R. Abdesalam: “Cigarettes were the reason [of my arrest], and society is rejecting me again”

When she learned to smoke for the first time with her 40-year old neighbor, little did she know that a pack of cigarettes could cause so many problems. Her story seems straight out of a movie.

R. Abdesalam, a 45 year-old woman from Manbij, was arrested by Daesh for a week because she was carrying a pack of cigarettes.

“When Daesh was in Manbij, tobacco was forbidden, and it was very dangerous to be caught with a pack of cigarettes, which were extremely high-priced. I used to visit a seamstress in the popular neighborhood of Hachachin in Manbij through whom I was able to procure packs of cigarettes and ward off any suspicions by hiding them in my clothes as I walked around the market. This went on for a year and a half.

One day, when we were in the covered market, my young son asked me to buy a toy for him. As I was paying for it, the pack of cigarettes hidden in my clothes fell to the floor. A Hisbah member who happened to be there immediately caught it and began calling me a miscreant and a sinner.

I was terrified when I heard him because I knew that I had gotten myself in a lot of trouble. I tried to deny that the pack of cigarettes belonged to me, but to no avail. The Hisbah women had quickly arrived, and the toy seller had confirmed that the cigarettes had fallen from the inside of my abaya.
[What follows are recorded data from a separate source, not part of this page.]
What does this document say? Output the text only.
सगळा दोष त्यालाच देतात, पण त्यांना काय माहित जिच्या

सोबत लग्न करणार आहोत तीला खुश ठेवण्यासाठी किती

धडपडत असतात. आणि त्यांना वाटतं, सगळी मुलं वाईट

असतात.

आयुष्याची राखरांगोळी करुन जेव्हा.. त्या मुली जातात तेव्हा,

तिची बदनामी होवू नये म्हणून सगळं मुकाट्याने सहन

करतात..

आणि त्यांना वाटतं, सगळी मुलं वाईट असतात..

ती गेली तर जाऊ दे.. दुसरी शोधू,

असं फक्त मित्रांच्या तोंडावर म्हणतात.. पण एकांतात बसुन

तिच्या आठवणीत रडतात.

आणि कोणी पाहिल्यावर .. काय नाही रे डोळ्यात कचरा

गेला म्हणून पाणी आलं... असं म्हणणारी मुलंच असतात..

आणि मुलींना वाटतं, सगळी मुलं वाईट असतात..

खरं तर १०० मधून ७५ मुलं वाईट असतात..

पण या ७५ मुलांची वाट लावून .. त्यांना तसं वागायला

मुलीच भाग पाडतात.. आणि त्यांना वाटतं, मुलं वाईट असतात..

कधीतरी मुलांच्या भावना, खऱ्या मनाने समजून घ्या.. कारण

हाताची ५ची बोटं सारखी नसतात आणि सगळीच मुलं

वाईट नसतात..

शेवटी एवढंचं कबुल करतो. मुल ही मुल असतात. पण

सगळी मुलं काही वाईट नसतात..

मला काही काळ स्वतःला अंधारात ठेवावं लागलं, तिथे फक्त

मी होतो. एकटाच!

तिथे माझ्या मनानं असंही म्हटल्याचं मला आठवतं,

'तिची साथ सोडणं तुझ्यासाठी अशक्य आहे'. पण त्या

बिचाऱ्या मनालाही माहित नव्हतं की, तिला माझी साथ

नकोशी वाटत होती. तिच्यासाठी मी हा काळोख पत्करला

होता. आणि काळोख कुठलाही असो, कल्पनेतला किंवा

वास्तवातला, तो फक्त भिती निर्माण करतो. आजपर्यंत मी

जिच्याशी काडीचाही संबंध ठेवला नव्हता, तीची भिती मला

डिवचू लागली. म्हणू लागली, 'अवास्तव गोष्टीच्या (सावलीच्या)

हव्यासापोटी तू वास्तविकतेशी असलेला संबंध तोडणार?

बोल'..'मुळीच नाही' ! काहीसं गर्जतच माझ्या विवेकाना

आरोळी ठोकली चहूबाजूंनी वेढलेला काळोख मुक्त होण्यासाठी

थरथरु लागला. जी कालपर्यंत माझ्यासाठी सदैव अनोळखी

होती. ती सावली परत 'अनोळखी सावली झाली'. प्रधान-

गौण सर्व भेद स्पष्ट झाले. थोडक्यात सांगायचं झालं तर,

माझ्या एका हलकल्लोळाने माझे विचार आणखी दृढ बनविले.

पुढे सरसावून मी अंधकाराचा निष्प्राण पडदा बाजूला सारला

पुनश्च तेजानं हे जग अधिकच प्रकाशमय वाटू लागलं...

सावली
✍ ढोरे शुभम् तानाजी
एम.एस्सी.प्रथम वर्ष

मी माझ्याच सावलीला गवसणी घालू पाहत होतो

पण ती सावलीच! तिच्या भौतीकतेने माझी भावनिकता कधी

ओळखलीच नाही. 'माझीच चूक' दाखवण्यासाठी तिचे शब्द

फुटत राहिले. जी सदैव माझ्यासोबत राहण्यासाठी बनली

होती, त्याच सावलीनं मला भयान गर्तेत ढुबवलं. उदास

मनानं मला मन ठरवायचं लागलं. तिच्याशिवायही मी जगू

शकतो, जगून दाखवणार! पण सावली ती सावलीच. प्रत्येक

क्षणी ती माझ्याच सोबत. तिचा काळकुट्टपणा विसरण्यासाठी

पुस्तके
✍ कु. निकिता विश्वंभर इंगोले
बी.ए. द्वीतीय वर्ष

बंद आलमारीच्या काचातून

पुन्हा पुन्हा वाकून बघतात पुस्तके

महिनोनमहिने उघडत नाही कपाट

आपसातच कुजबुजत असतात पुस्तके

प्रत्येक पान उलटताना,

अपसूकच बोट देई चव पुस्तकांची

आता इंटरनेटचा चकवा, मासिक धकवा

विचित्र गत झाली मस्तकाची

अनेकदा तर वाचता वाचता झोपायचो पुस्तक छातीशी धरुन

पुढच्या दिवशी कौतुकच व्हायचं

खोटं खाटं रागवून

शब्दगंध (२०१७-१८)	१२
At the Hisbah prison, an official declared that I should stay in the women’s prison for fifteen days and follow a training session on Islamic principles. I asked him to let me take my son home first, but he refused, saying that they would take him home instead. I was then transferred to the women’s prison in the Sarb district, where my unimaginable suffering began.

When I first arrived, all I could think about was my son, whom I had left with them. They told me that they took him home and that my husband was there, trying to talk with the official in charge of my arrest. These words comforted me, but not for long. Soon thereafter, a group of women came to the cell I shared with twenty other detainees and began arranging us into groups: one for those who wore makeup, a second for those who did not comply with the imposed dress code, a third for those who traveled without a mahram (male companion), and a fourth group for those who smoked. I was put in that group with three other women and we were taken to another cell.

One of the women who arranged us into groups began asking us questions about religion: who is Allah, who is the Prophet, how many times should you kneel for each prayer, how to perform wudu (ablutions), etc. Any female detainee who gave a wrong answer was beaten with a one-meter green plastic water pipe that contained a metallic tube inside. I was also beaten like the others, as there were many questions and we were all scared and tense. Then the woman gave us a booklet containing Hadith and Koranic verses and told us to study them well because they will be the subject of the training session on Islamic principles.

We read and memorized the content of the booklet, and the woman came back for the Fajr (dawn) prayer, but this time without the plastic tube. She began to ask us questions randomly. At first, the questions were from the booklet, but then she asked about the Koran, the Hadith, the jihad and its purpose.

Any wrong answer made you regret the day you were born. The woman would leap on the detainee who had given the wrong answer and tear away at her clothes on the chest area before biting her. When I saw blood pouring down the detainee’s body, I looked at the biting woman and saw that she had inserted metal jaws in her blood-filled mouth and targeted the other woman’s chest and neck. I also ended up giving a wrong answer and did not escape the biting.

Each passing day felt like an eternity and ended with a savage and brutal method of torture such as biting, beating, pouring cold water on the body followed by whipping.

After one week of detention, I returned home and collapsed from exhaustion and sleep deprivation. As soon as my husband saw me, he started hitting and insulting me, saying that I brought him shame. He beat me for an hour, but I lost consciousness at the fourth strike. I awoke the following day and found his sister by my side. She asked me about what happened to me during my detention and told me that a nurse came and cared for me at home after my husband beat me and I fainted. She also said that my husband regretted what he did after he saw the traces of the full week of torture on my body. Her words brought me comfort, as she seemed to be the only one who understood what I had been through. One month later, I was able to move again without any help and the blue marks had disappeared from my body but remained forever etched in my mind.

I had to tell the same story every time a neighbor or a friend visited, and they told me about other women who were detained and harassed. I also cried at what happened to me at the end of each visit.

I heard neighbors whisper about how my husband stayed with me after Daesh detained me, and how he believed me when I said that I was not assaulted or offered to a Daesh emir. These were the same neighbors who visited me and congratulated me on my safe return.”

The story of R. Abdesalam is one of many similar other stories in Manbij about women who suffered from the injustice of Daesh when it occupied their town. Society treats them as if they committed a crime and they should die to erase its trace. There are very few women who were able to confront social pressure and begin a new life after their detention.